Segundo premio: Las voces (interiores) del 41, de Iván Aybar Jiménez
Nil y sus trece años acomodaron su violonchelo en la zona para carritos cuyos diminutos ocupantes cantaban en clave de soles. Sacó de su colorida bolsa de partituras un cuento infantil recién comprado y leyó de un tirón la historia de una voz que escapa de la boca de su dueño y viaja por medio mundo, dejando a su humano sin decir ni mú. Sonrió imaginando qué pasaría si la voz del Señor Bianchi se colase en el autobús y entrase un ratico en la cabeza de sus ocupantes. ¿Qué narraría después al bueno de Cossimo? ¿Acaso que Isabel, aquella mujer mexicana que apoyaba su mejilla emocionada en el cristal, contaba los días para reunirse con sus hijos, tras cinco años sintiéndose un pentagrama sin notas? ¿O quizá que Mateo imaginaba, mordiéndose las uñas, ochenta maneras y media (naranja) de contar a sus padres que su novia en realidad, se llama Miguel? ¿O confesaría al Señor Bianchi que los lectores de tarjetas de los autobuses tienen alma, y emiten un “bip” más melodioso cuando detectan personas felices? Por eso a las 11:53 se ha escuchado uno que sonaba a primavera (de Vivaldi), justo cuando Rosa ha subido en la parada del Clínico después de saber que el tumor remitía. O seguramente la voz de Cossimo Bianchi se guardaría esos secretos, porque esas voces (interiores) del 41 son las notas que dibujan los latidos del corazón del autobús. Y todo el mundo sabe que los autobuses no hablan. ¿O sí?
Este microrrelato está inspirado en El asombroso viaje de la voz del señor Bianchi, de Pepe Serrano (Anaya, 2014).
Premio mención especial: BIP, de Andrea Pizarro Soria
El cierzo arrecia al llegar la última chica a la puerta.

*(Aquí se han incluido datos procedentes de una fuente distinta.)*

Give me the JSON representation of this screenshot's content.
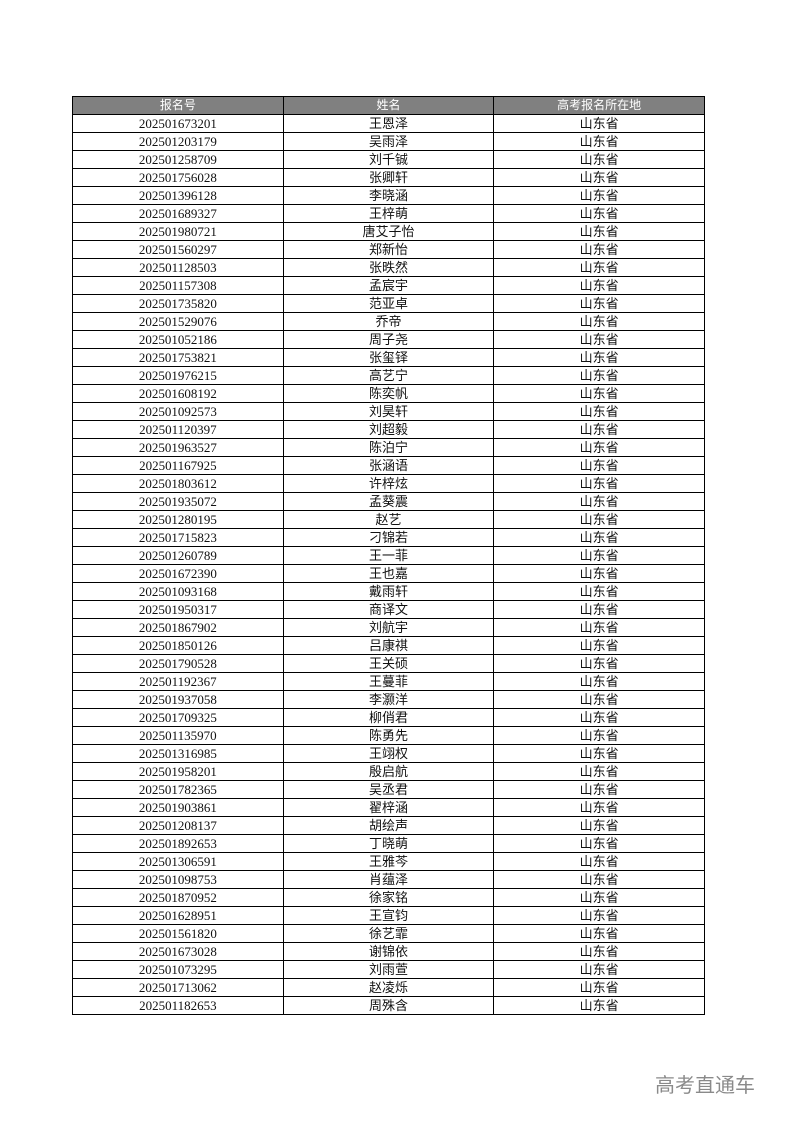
{
  "table": {
    "headers": [
      "报名号",
      "姓名",
      "高考报名所在地"
    ],
    "rows": [
      [
        "202501673201",
        "王恩泽",
        "山东省"
      ],
      [
        "202501203179",
        "吴雨泽",
        "山东省"
      ],
      [
        "202501258709",
        "刘千铖",
        "山东省"
      ],
      [
        "202501756028",
        "张卿轩",
        "山东省"
      ],
      [
        "202501396128",
        "李晓涵",
        "山东省"
      ],
      [
        "202501689327",
        "王梓萌",
        "山东省"
      ],
      [
        "202501980721",
        "唐艾子怡",
        "山东省"
      ],
      [
        "202501560297",
        "郑新怡",
        "山东省"
      ],
      [
        "202501128503",
        "张昳然",
        "山东省"
      ],
      [
        "202501157308",
        "孟宸宇",
        "山东省"
      ],
      [
        "202501735820",
        "范亚卓",
        "山东省"
      ],
      [
        "202501529076",
        "乔帝",
        "山东省"
      ],
      [
        "202501052186",
        "周子尧",
        "山东省"
      ],
      [
        "202501753821",
        "张玺铎",
        "山东省"
      ],
      [
        "202501976215",
        "高艺宁",
        "山东省"
      ],
      [
        "202501608192",
        "陈奕帆",
        "山东省"
      ],
      [
        "202501092573",
        "刘昊轩",
        "山东省"
      ],
      [
        "202501120397",
        "刘超毅",
        "山东省"
      ],
      [
        "202501963527",
        "陈泊宁",
        "山东省"
      ],
      [
        "202501167925",
        "张涵语",
        "山东省"
      ],
      [
        "202501803612",
        "许梓炫",
        "山东省"
      ],
      [
        "202501935072",
        "孟葵震",
        "山东省"
      ],
      [
        "202501280195",
        "赵艺",
        "山东省"
      ],
      [
        "202501715823",
        "刁锦若",
        "山东省"
      ],
      [
        "202501260789",
        "王一菲",
        "山东省"
      ],
      [
        "202501672390",
        "王也嘉",
        "山东省"
      ],
      [
        "202501093168",
        "戴雨轩",
        "山东省"
      ],
      [
        "202501950317",
        "商译文",
        "山东省"
      ],
      [
        "202501867902",
        "刘航宇",
        "山东省"
      ],
      [
        "202501850126",
        "吕康祺",
        "山东省"
      ],
      [
        "202501790528",
        "王关硕",
        "山东省"
      ],
      [
        "202501192367",
        "王蔓菲",
        "山东省"
      ],
      [
        "202501937058",
        "李灏洋",
        "山东省"
      ],
      [
        "202501709325",
        "柳俏君",
        "山东省"
      ],
      [
        "202501135970",
        "陈勇先",
        "山东省"
      ],
      [
        "202501316985",
        "王翊权",
        "山东省"
      ],
      [
        "202501958201",
        "殷启航",
        "山东省"
      ],
      [
        "202501782365",
        "吴丞君",
        "山东省"
      ],
      [
        "202501903861",
        "翟梓涵",
        "山东省"
      ],
      [
        "202501208137",
        "胡绘声",
        "山东省"
      ],
      [
        "202501892653",
        "丁晓萌",
        "山东省"
      ],
      [
        "202501306591",
        "王雅芩",
        "山东省"
      ],
      [
        "202501098753",
        "肖蕴泽",
        "山东省"
      ],
      [
        "202501870952",
        "徐家铭",
        "山东省"
      ],
      [
        "202501628951",
        "王宣钧",
        "山东省"
      ],
      [
        "202501561820",
        "徐艺霏",
        "山东省"
      ],
      [
        "202501673028",
        "谢锦依",
        "山东省"
      ],
      [
        "202501073295",
        "刘雨萱",
        "山东省"
      ],
      [
        "202501713062",
        "赵凌烁",
        "山东省"
      ],
      [
        "202501182653",
        "周殊含",
        "山东省"
      ]
    ]
  },
  "watermark": "高考直通车",
  "colors": {
    "header_bg": "#808080",
    "header_text": "#ffffff",
    "watermark": "#8a8a8a"
  }
}
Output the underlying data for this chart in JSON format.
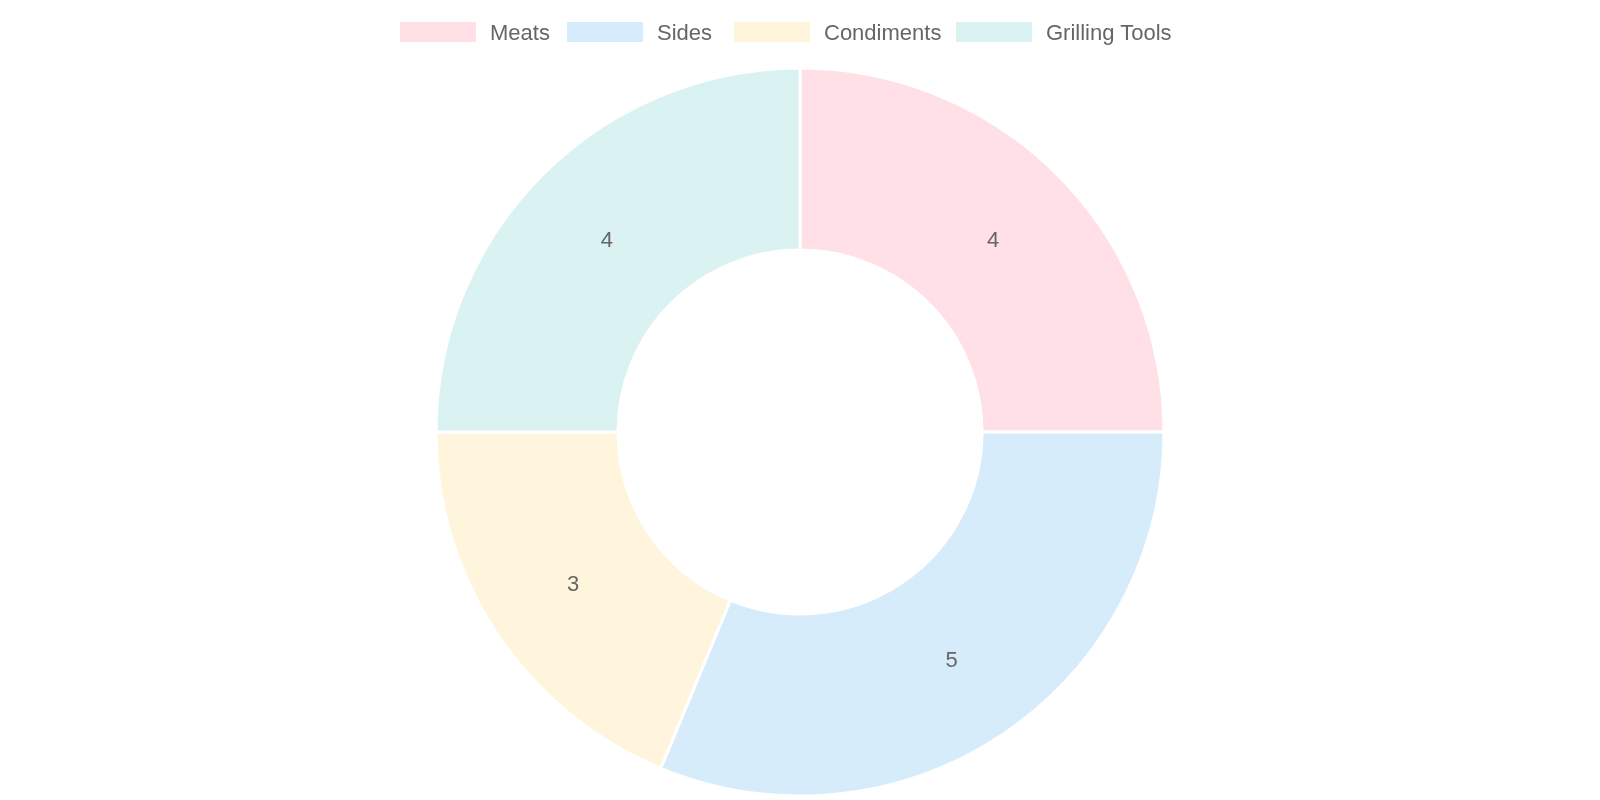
{
  "chart_data": {
    "type": "donut",
    "categories": [
      "Meats",
      "Sides",
      "Condiments",
      "Grilling Tools"
    ],
    "values": [
      4,
      5,
      3,
      4
    ],
    "colors": [
      "#ffe0e6",
      "#d7ecfb",
      "#fff5dd",
      "#dbf2f2"
    ],
    "legend": "top",
    "data_labels": true
  }
}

Lleva corriendo un buen trecho, gesticulando y haciendo señas al conductor. Entra en el último instante, las puertas se cierran con su exhalación. Un segundo más y no llega: otra falta, otra bronca. Pero no hoy. «BIP».
El sol agrede rabioso, arrancándole fuego a las aceras. El sudor perla la frente del señor que arrastra sus bolsas a duras penas. Un desconocido le ofrece amable una mano. Escalón, tirón y adentro. El aire acondicionado calma su piel, el asiento lleva prácticamente su nombre puesto. Gracias, cielo. «BIP».
La lluvia empapa la marquesina, la gente espera chipiada. Un joven rehúye la mirada, agradeciendo la humedad que disimula las lágrimas y alimenta sus flores. Cuando aparece, mismo destello rojo de siempre, cierra los ojos deseando que sea el último trayecto. La última parada en el hospital; luego seguirán adelante, hacia el parque. Luego mejorará. «BIP».
Las luces ya prendidas iluminan la noche. Una señora trajeada observa a las jóvenes de vestidos brillantes que descienden risueñas. Ella va a casa, el maletín repleto de impresos. Ellas van de marcha, los bolsos llenos de sueños. Quien fuera joven de nuevo, piensa; pero recuerda su cama, su perro. Sonríe. «BIP».
Con el último «BIP», última tarjeta contra la máquina, terminan los viajes del día. Al final del trayecto se apeará el anciano. Constante y perpetuo pasajero, dirá hasta mañana. Volverá, a sentarse en el viejo autobús, para ver la vida del resto pasar. «BIP».